Enrique opened the fax while they climbed the carpeted golden staircase, passing under Gothic arches up to the third floor, ascending almost to the glass ceiling of this part of the hotel, its oldest, a fourteenth-century converted palace. He had read in the hotel brochure that the French novelist George Sand had stayed there with her lover Alfred de Musset. These four days in Venice were going to cost well north of ten thousand dollars, booked over Margaret’s thrifty Queens girl objections. “We can be funky and cheap while we’re there,” Enrique said, “but I didn’t write all this crap for all these years to fly coach and stay in a Days Inn.” She laughed and said, “Venice Days Inn,” as if the idea were delightful. She agreed to all his travel extravagances and initiated her own, including tomorrow’s Locanda Cipriani lunch on Torcello Island, where
Princess Di and Hemingway—and some other person who seemed unlikely to be linked with Papa and royalty, Madonna or Stephen Hawking, he couldn’t remember which—used to go.
When they got to their room, he read the fax carefully. The studio had agreed to pay him his last fee, his “quote” as the business liked to call it, with the condition that he say yes or no on Monday so that he could fly to L.A. by the end of the week to get started with the director and the studio’s notes. Notes prior to his writing. That was one of Hollywood’s brilliant innovations, criticizing a writer before he starts. They needed a script fast, they claimed, in order to begin shooting after New Year’s. He wasn’t impressed. Studios always demanded that the writer hurry because shooting was imminent, and then, after receiving the script, progress slowed to a crawl.

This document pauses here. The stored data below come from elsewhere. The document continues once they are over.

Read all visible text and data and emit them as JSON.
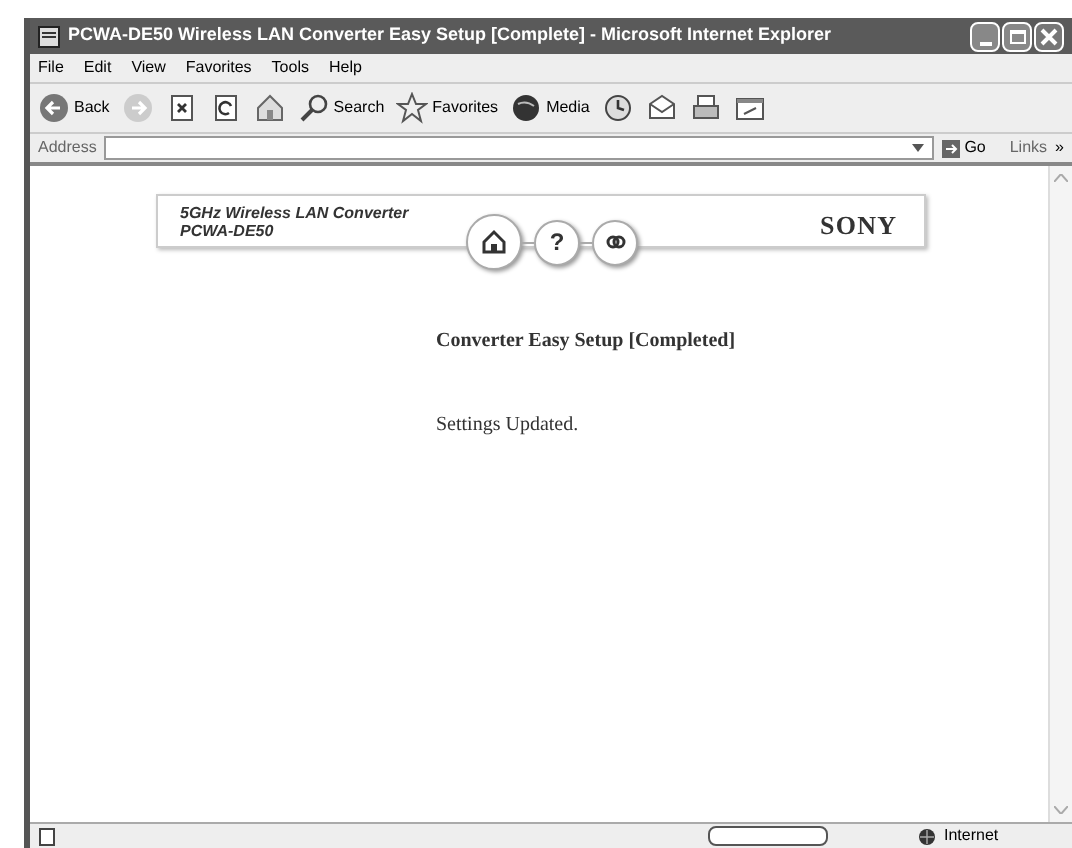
{
  "window": {
    "title": "PCWA-DE50 Wireless LAN Converter Easy Setup [Complete] - Microsoft Internet Explorer"
  },
  "menu": [
    "File",
    "Edit",
    "View",
    "Favorites",
    "Tools",
    "Help"
  ],
  "toolbar": [
    {
      "kind": "back",
      "label": "Back"
    },
    {
      "kind": "forward"
    },
    {
      "kind": "stop"
    },
    {
      "kind": "refresh"
    },
    {
      "kind": "home"
    },
    {
      "kind": "search",
      "label": "Search"
    },
    {
      "kind": "favorites",
      "label": "Favorites"
    },
    {
      "kind": "media",
      "label": "Media"
    },
    {
      "kind": "history"
    },
    {
      "kind": "mail"
    },
    {
      "kind": "print"
    },
    {
      "kind": "edit"
    }
  ],
  "address_bar": {
    "label": "Address",
    "go": "Go",
    "links": "Links",
    "more": "»"
  },
  "header": {
    "product_line": "5GHz Wireless LAN Converter",
    "model": "PCWA-DE50",
    "brand": "SONY",
    "nav": [
      {
        "kind": "home"
      },
      {
        "kind": "help",
        "label": "?"
      },
      {
        "kind": "link"
      }
    ]
  },
  "page": {
    "heading": "Converter Easy Setup [Completed]",
    "message": "Settings Updated."
  },
  "status_bar": {
    "zone": "Internet"
  }
}
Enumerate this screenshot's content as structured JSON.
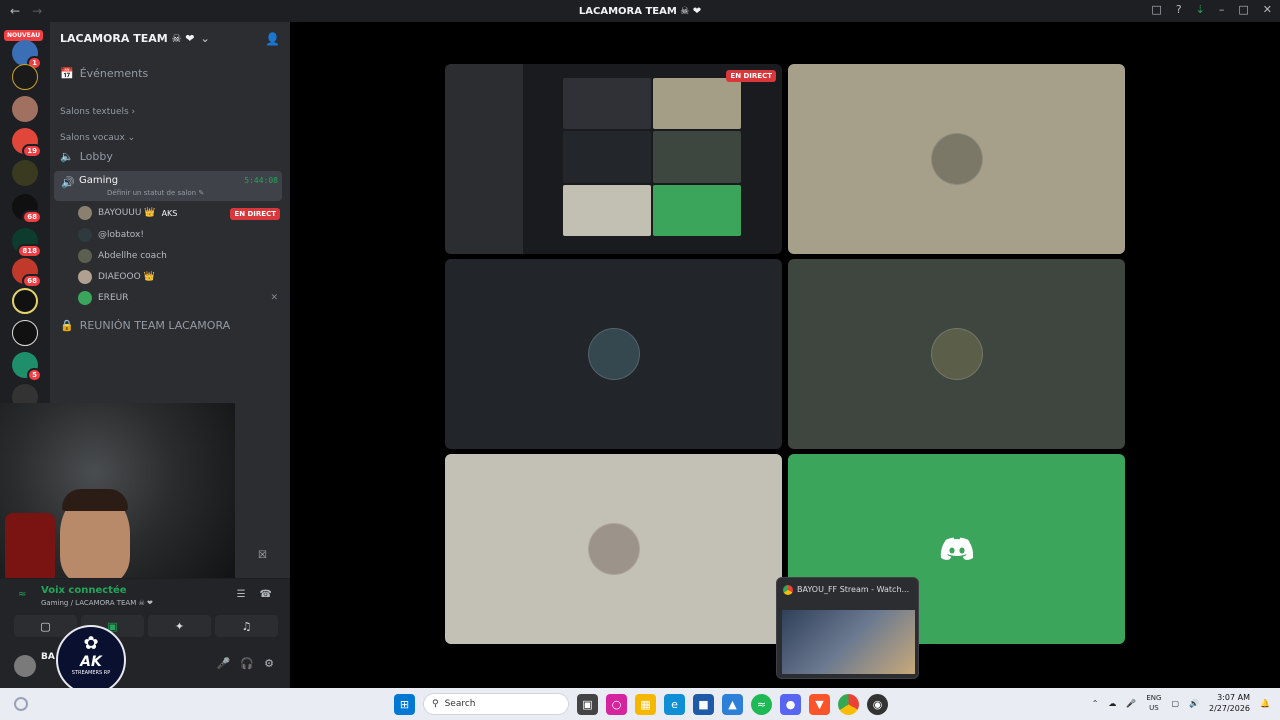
{
  "window": {
    "title": "LACAMORA TEAM ☠ ❤",
    "nav_back": "←",
    "nav_fwd": "→",
    "controls": [
      "–",
      "□",
      "✕"
    ]
  },
  "servers": {
    "nouveau_label": "NOUVEAU",
    "badges": [
      "1",
      "19",
      "68",
      "818",
      "68",
      "5"
    ]
  },
  "guild": {
    "name": "LACAMORA TEAM ☠ ❤",
    "chevron": "⌄",
    "events_label": "Événements",
    "text_category": "Salons textuels ›",
    "voice_category": "Salons vocaux ⌄",
    "channels": {
      "lobby": "Lobby",
      "gaming": "Gaming",
      "gaming_status": "Définir un statut de salon ✎",
      "gaming_time": "5:44:08",
      "locked": "REUNIÓN TEAM LACAMORA"
    },
    "voice_users": [
      {
        "name": "BAYOUUU 👑",
        "extra": "AKS",
        "live": "EN DIRECT"
      },
      {
        "name": "@lobatox!"
      },
      {
        "name": "Abdellhe coach"
      },
      {
        "name": "DIAEOOO 👑"
      },
      {
        "name": "EREUR"
      }
    ]
  },
  "voice_panel": {
    "connected": "Voix connectée",
    "location": "Gaming / LACAMORA TEAM ☠ ❤",
    "user": "BA"
  },
  "ak_logo": {
    "main": "AK",
    "sub": "STREAMERS RP"
  },
  "stage": {
    "live_label": "EN DIRECT"
  },
  "preview": {
    "title": "BAYOU_FF Stream - Watch..."
  },
  "taskbar": {
    "search_placeholder": "Search",
    "lang": "ENG",
    "region": "US",
    "time": "3:07 AM",
    "date": "2/27/2026"
  },
  "colors": {
    "accent_green": "#23a55a",
    "live_red": "#da373c",
    "discord_green": "#3ba55c"
  }
}
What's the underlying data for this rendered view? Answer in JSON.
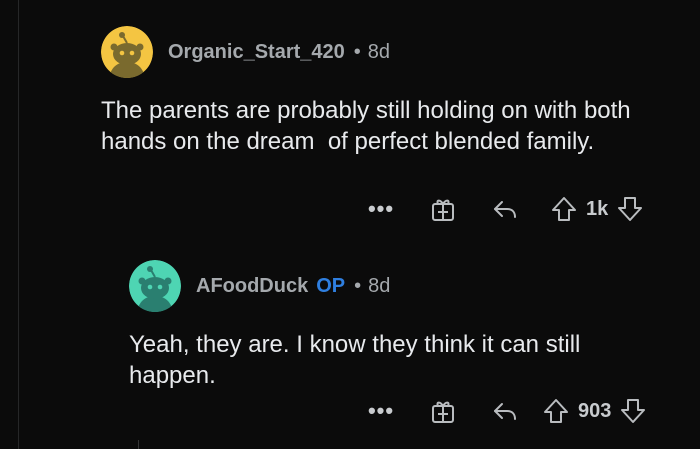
{
  "comments": [
    {
      "username": "Organic_Start_420",
      "separator": "•",
      "age": "8d",
      "body": "The parents are probably still holding on with both hands on the dream  of perfect blended family.",
      "score": "1k",
      "more_label": "•••",
      "avatar_color": "#f4c542"
    },
    {
      "username": "AFoodDuck",
      "badge": "OP",
      "separator": "•",
      "age": "8d",
      "body": "Yeah, they are. I know they think it can still happen.",
      "score": "903",
      "more_label": "•••",
      "avatar_color": "#4ed5b3"
    }
  ],
  "icons": [
    "snoo-avatar",
    "award-icon",
    "reply-icon",
    "upvote-icon",
    "downvote-icon"
  ]
}
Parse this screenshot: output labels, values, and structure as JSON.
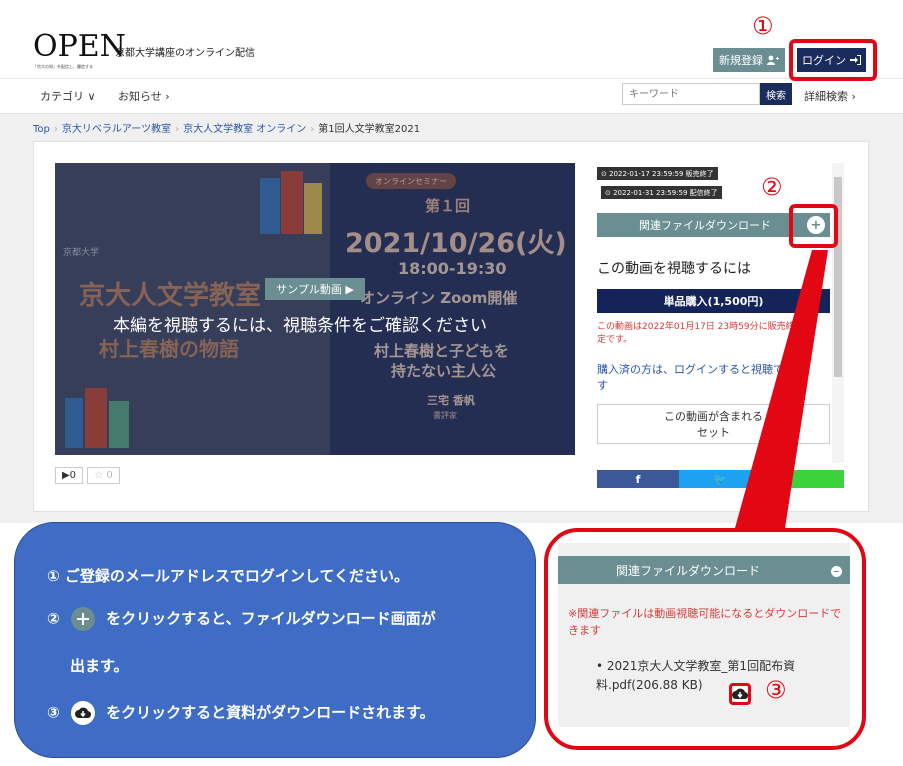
{
  "header": {
    "logo_word": "OPEN",
    "logo_sub": "京都大学講座のオンライン配信",
    "logo_tag": "「京大の知」を配信し、醸造する",
    "register_label": "新規登録",
    "login_label": "ログイン"
  },
  "nav": {
    "category": "カテゴリ ∨",
    "news": "お知らせ ›",
    "search_placeholder": "キーワード",
    "search_button": "検索",
    "advanced": "詳細検索 ›"
  },
  "breadcrumb": [
    "Top",
    "京大リベラルアーツ教室",
    "京大人文学教室 オンライン",
    "第1回人文学教室2021"
  ],
  "video": {
    "seminar_tag": "オンラインセミナー",
    "session_no": "第１回",
    "date": "2021/10/26(火)",
    "time": "18:00-19:30",
    "online": "オンライン Zoom開催",
    "topic_line1": "村上春樹と子どもを",
    "topic_line2": "持たない主人公",
    "speaker": "三宅 香帆",
    "role": "書評家",
    "kyoto_mark": "京都大学",
    "title_a": "京大人文学教室",
    "title_b": "村上春樹の物語",
    "sample_button": "サンプル動画 ▶",
    "overlay_text": "本編を視聴するには、視聴条件をご確認ください",
    "view_count": "▶0",
    "fav_count": "☆ 0"
  },
  "sidebar": {
    "sale_end": "⊙ 2022-01-17 23:59:59 販売終了",
    "delivery_end": "⊙ 2022-01-31 23:59:59 配信終了",
    "related_label": "関連ファイルダウンロード",
    "watch_heading": "この動画を視聴するには",
    "buy_label": "単品購入(1,500円)",
    "buy_note": "この動画は2022年01月17日 23時59分に販売終了予定です。",
    "login_note": "購入済の方は、ログインすると視聴できます",
    "set_line1": "この動画が含まれる",
    "set_line2": "セット",
    "share_fb": "f",
    "share_tw": "🐦"
  },
  "annotations": {
    "n1": "①",
    "n2": "②",
    "n3": "③",
    "step1": "① ご登録のメールアドレスでログインしてください。",
    "step2a": "②",
    "step2b": "をクリックすると、ファイルダウンロード画面が",
    "step2c": "出ます。",
    "step3a": "③",
    "step3b": "をクリックすると資料がダウンロードされます。"
  },
  "zoom": {
    "header": "関連ファイルダウンロード",
    "note": "※関連ファイルは動画視聴可能になるとダウンロードできます",
    "file": "• 2021京大人文学教室_第1回配布資料.pdf(206.88 KB)"
  },
  "colors": {
    "accent_teal": "#6a8e91",
    "navy": "#1a2c5c",
    "annotation_red": "#e30613",
    "callout_blue": "#3f6cc4"
  }
}
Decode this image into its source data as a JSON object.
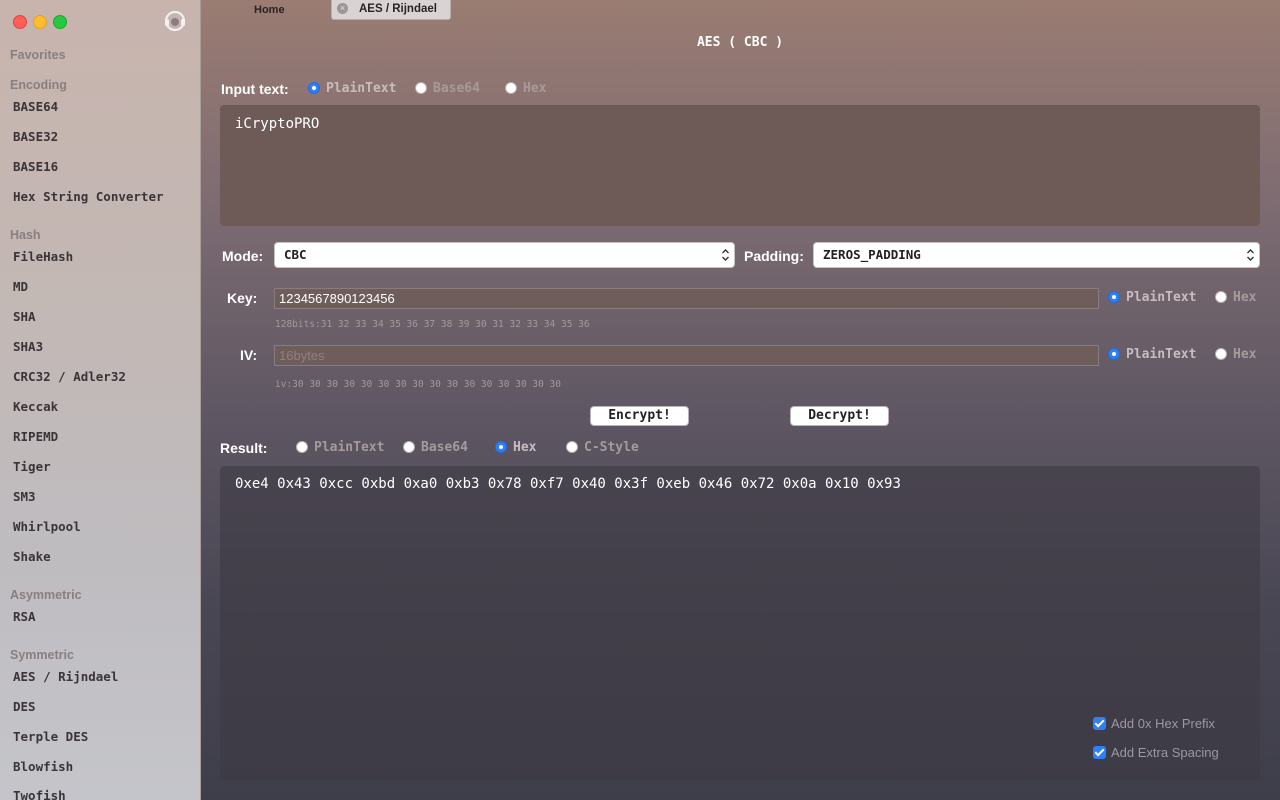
{
  "sidebar": {
    "sections": {
      "favorites": "Favorites",
      "encoding": "Encoding",
      "hash": "Hash",
      "asymmetric": "Asymmetric",
      "symmetric": "Symmetric"
    },
    "encoding_items": [
      "BASE64",
      "BASE32",
      "BASE16",
      "Hex String Converter"
    ],
    "hash_items": [
      "FileHash",
      "MD",
      "SHA",
      "SHA3",
      "CRC32 / Adler32",
      "Keccak",
      "RIPEMD",
      "Tiger",
      "SM3",
      "Whirlpool",
      "Shake"
    ],
    "asymmetric_items": [
      "RSA"
    ],
    "symmetric_items": [
      "AES / Rijndael",
      "DES",
      "Terple DES",
      "Blowfish",
      "Twofish"
    ]
  },
  "tabs": {
    "home": "Home",
    "active": "AES / Rijndael",
    "close_glyph": "×"
  },
  "title": "AES ( CBC )",
  "input": {
    "label": "Input text:",
    "formats": [
      "PlainText",
      "Base64",
      "Hex"
    ],
    "selected_format": "PlainText",
    "value": "iCryptoPRO"
  },
  "mode": {
    "label": "Mode:",
    "value": "CBC"
  },
  "padding": {
    "label": "Padding:",
    "value": "ZEROS_PADDING"
  },
  "key": {
    "label": "Key:",
    "value": "1234567890123456",
    "hint": "128bits:31 32 33 34 35 36 37 38 39 30 31 32 33 34 35 36",
    "formats": [
      "PlainText",
      "Hex"
    ],
    "selected_format": "PlainText"
  },
  "iv": {
    "label": "IV:",
    "placeholder": "16bytes",
    "hint": "iv:30 30 30 30 30 30 30 30 30 30 30 30 30 30 30 30",
    "formats": [
      "PlainText",
      "Hex"
    ],
    "selected_format": "PlainText"
  },
  "buttons": {
    "encrypt": "Encrypt!",
    "decrypt": "Decrypt!"
  },
  "result": {
    "label": "Result:",
    "formats": [
      "PlainText",
      "Base64",
      "Hex",
      "C-Style"
    ],
    "selected_format": "Hex",
    "value": "0xe4 0x43 0xcc 0xbd 0xa0 0xb3 0x78 0xf7 0x40 0x3f 0xeb 0x46 0x72 0x0a 0x10 0x93",
    "options": [
      {
        "label": "Add 0x Hex Prefix",
        "checked": true
      },
      {
        "label": "Add Extra Spacing",
        "checked": true
      }
    ]
  },
  "colors": {
    "accent": "#2f7ff5"
  },
  "icons": {
    "support": "headset-icon",
    "select": "chevron-updown-icon"
  }
}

“They’ve agreed to my price,” Enrique said lugubriously.
“Good,” Margaret said, compressing the word into little more than a chirp, a signal that she didn’t want to discuss it.
“They want me to fly to L.A. next weekend for a Monday meeting.”
“We’ll be back Wednesday.” She shrugged. “You’ll have plenty of time to pack.”
“You think I should do it?” he asked.
“Do what you want.”
“Come on,” he pleaded. “Tell me. What do you think?”
She ignored him, standing in the center of the maroon sitting room, looking back and forth between an uncomfortably small divan and a sumptuous wing chair, as if the choice between them was not obvious. “It’s crazy, but I’m going to take another bath,” she announced, making it clear that bugging her about his career was unromantic. But he hated making these decisions without her. “Should I take a bath with you?” he asked, not sincerely.
“You won’t fit, Puff,” she said, laughing. “Didn’t you see what
a tiny tub it is! I barely fit.” She walked up and caressed his cheek. “Poor baby,” she teased. “You’re too big for this world.”
He undressed, put on the Danieli’s thick robe, and settled in the wing chair. He listened to the water slap softly around his wife and reread the fax. It was quite a small piece of driftwood the current of his career had deposited at his bare feet. He didn’t feel sorry for himself; he felt embarrassed. He had been given so long a lead, publishing a novel at seventeen, and despite the consoling speeches of Porter, Margaret, other family and friends, what nagged him, truly bothered him, was that he suspected he had earned his fate.